Lei non ama i passi da gambero, tiene sempre il punto. E’ rarissimo che decida di piegarsi. Vive la tensione delle decisioni ma non concede sconti a nessuno, a partire dai suoi fedelissimi. Lui, invece, media con tutti anche nelle situazioni in cui l’uscita sembra impossibile. Non si dà mai per sconfitto,
non si arrende. Anche quando le cose gli girano contro ed è costretto a fare buon viso a cattivo gioco. Renata Polverini e Gianni Alemanno. Ovvero “pensavo fosse amore (politico s’intende) invece era un calesse”. La citazione dell’indimenticabile Troisi ha un senso ormai evidente. La governatrice del Lazio e il sindaco di Roma sono ai ferri corti. Non è soltanto colpa del bilancio della Regione approvato il 24 dicembre in extremis. Certo il documento economico ha avuto un peso: non ha finanziato Roma Capitale e ha risparmiato nelle spese verso la città eterna. Ha riconosciuto fondi a Tor Bella Monaca e al trasporto pubblico, è vero, ma è rimasto sotto
le aspettative di Alemanno. E nulla hanno potuto le diplomazie che hanno lavorato fino all’ultimo momento.
Il quadro più ampio è sotto gli occhi di tutti. Nove mesi fa quando la sindacalista dell’Ugl conquistò la Regione Lazio contro ogni pronostico sembrava davvero che il puzzle fosse completo. Il centrodestra aveva strappato a Pd e company il Campidoglio e ora, con la vittoria alle Regionali, poteva consolidarsi come vero e proprio blocco di potere. E la coppia Polverini-Alemanno sembrava piuttosto affiatata. Sono trascorsi pochi mesi e la realtà. E’ tutt’altra cosa.

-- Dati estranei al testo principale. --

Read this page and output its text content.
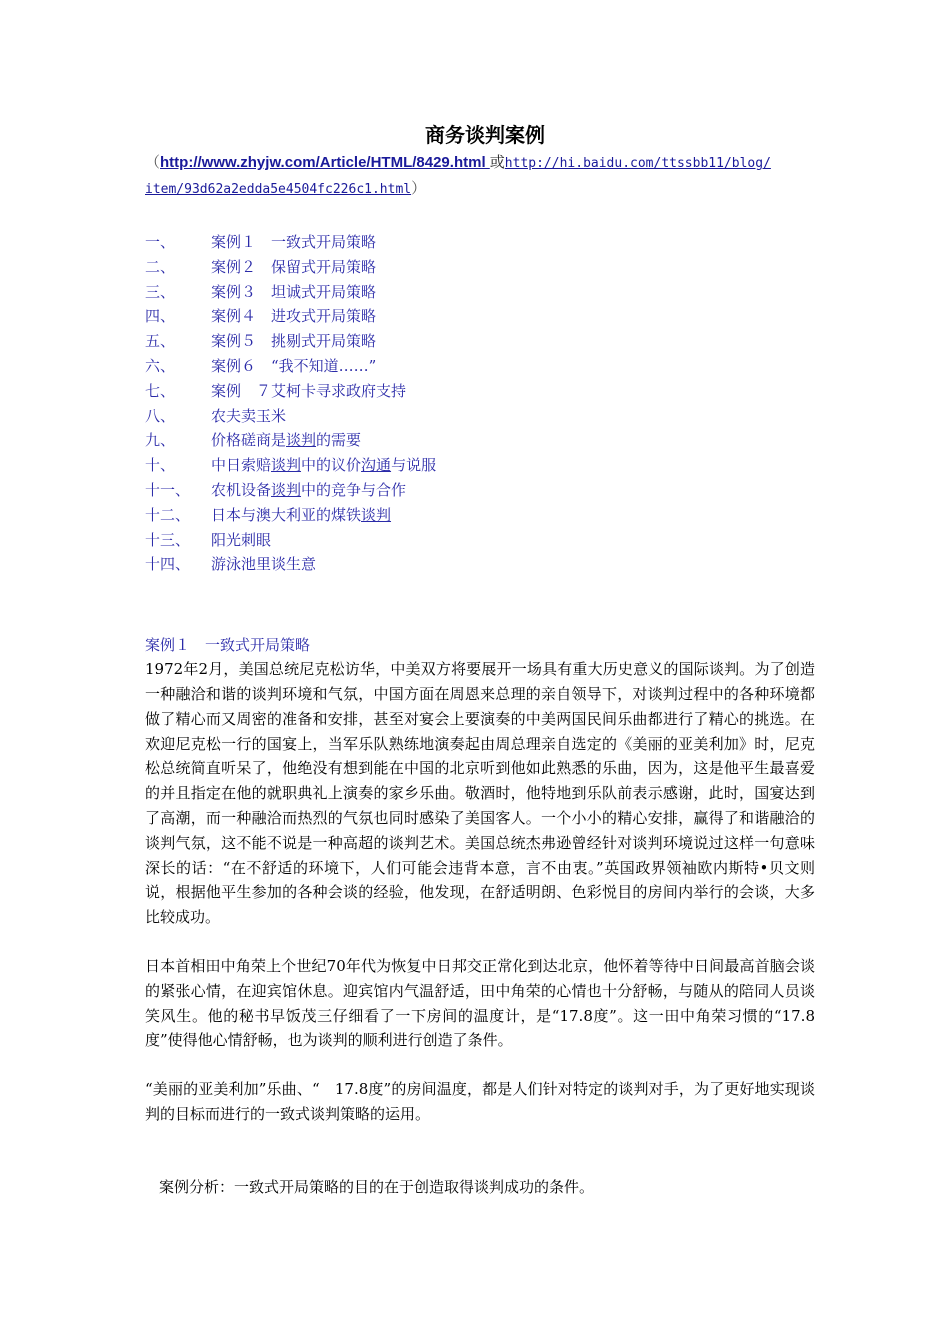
商务谈判案例

（http://www.zhyjw.com/Article/HTML/8429.html 或http://hi.baidu.com/ttssbb11/blog/

item/93d62a2edda5e4504fc226c1.html）

一、	案例１　一致式开局策略
二、	案例２　保留式开局策略
三、	案例３　坦诚式开局策略
四、	案例４　进攻式开局策略
五、	案例５　挑剔式开局策略
六、	案例６　“我不知道……”
七、	案例　７艾柯卡寻求政府支持
八、	农夫卖玉米
九、	价格磋商是谈判的需要
十、	中日索赔谈判中的议价沟通与说服
十一、	农机设备谈判中的竞争与合作
十二、	日本与澳大利亚的煤铁谈判
十三、	阳光刺眼
十四、	游泳池里谈生意

案例１　一致式开局策略

1972年2月，美国总统尼克松访华，中美双方将要展开一场具有重大历史意义的国际谈判。为了创造一种融洽和谐的谈判环境和气氛，中国方面在周恩来总理的亲自领导下，对谈判过程中的各种环境都做了精心而又周密的准备和安排，甚至对宴会上要演奏的中美两国民间乐曲都进行了精心的挑选。在欢迎尼克松一行的国宴上，当军乐队熟练地演奏起由周总理亲自选定的《美丽的亚美利加》时，尼克松总统简直听呆了，他绝没有想到能在中国的北京听到他如此熟悉的乐曲，因为，这是他平生最喜爱的并且指定在他的就职典礼上演奏的家乡乐曲。敬酒时，他特地到乐队前表示感谢，此时，国宴达到了高潮，而一种融洽而热烈的气氛也同时感染了美国客人。一个小小的精心安排，赢得了和谐融洽的谈判气氛，这不能不说是一种高超的谈判艺术。美国总统杰弗逊曾经针对谈判环境说过这样一句意味深长的话：“在不舒适的环境下，人们可能会违背本意，言不由衷。”英国政界领袖欧内斯特•贝文则说，根据他平生参加的各种会谈的经验，他发现，在舒适明朗、色彩悦目的房间内举行的会谈，大多比较成功。

日本首相田中角荣上个世纪70年代为恢复中日邦交正常化到达北京，他怀着等待中日间最高首脑会谈的紧张心情，在迎宾馆休息。迎宾馆内气温舒适，田中角荣的心情也十分舒畅，与随从的陪同人员谈笑风生。他的秘书早饭茂三仔细看了一下房间的温度计，是“17.8度”。这一田中角荣习惯的“17.8度”使得他心情舒畅，也为谈判的顺利进行创造了条件。

“美丽的亚美利加”乐曲、“　17.8度”的房间温度，都是人们针对特定的谈判对手，为了更好地实现谈判的目标而进行的一致式谈判策略的运用。

案例分析：一致式开局策略的目的在于创造取得谈判成功的条件。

Chi si aspettava (ed erano parecchi nell’universo alemanniano) una governatrice-bancomat, cioè pronta ad aprire il portafoglio per Roma sempre e comunque, è rimasto deluso. Pensavano che la Polverini, partita da zero sotto braccio a Berlusconi, sarebbe stata una sorta di Badaloni o Marrazzo: con un’autonomia limitata e, soprattutto, una riconoscenza illimitata nei confronti del sindaco di riferimento. Ma il pasticcio della lista del Pdl, rimasta fuori dalle consultazioni nella circoscrizione di Roma e provincia, ha creato uno scenario inatteso. Oggi nel Lazio il Pdl ha 16 consiglieri, la lista Polverini 15. Numeri che stanno dalla parte della governatrice, che non regala niente a nessuno. Anzi che sembra più rigida verso i suoi che verso gli altri. Non è un caso che siano ancora bloccate le nomine
nelle società regionali più importanti: poltrone in cui dovrebbero sedersi gli esclusi della sfortunata lista. Insomma, la Polverini è autonoma e non ha complessi d’inferiorità.
In ogni caso se qualcuno era convinto che l’ex segretaria dell’Ugl potesse diventare l’alfiere di Alemanno alla Regione deve ricredersi. Lei non è né contro né con. Peccato che nel linguaggio della politica significhi contro. Poco male. Il sindaco non molla. E le diplomazie sono al lavoro per ricucire i rapporti. Affinché il calesse diventi anche un po’ amore.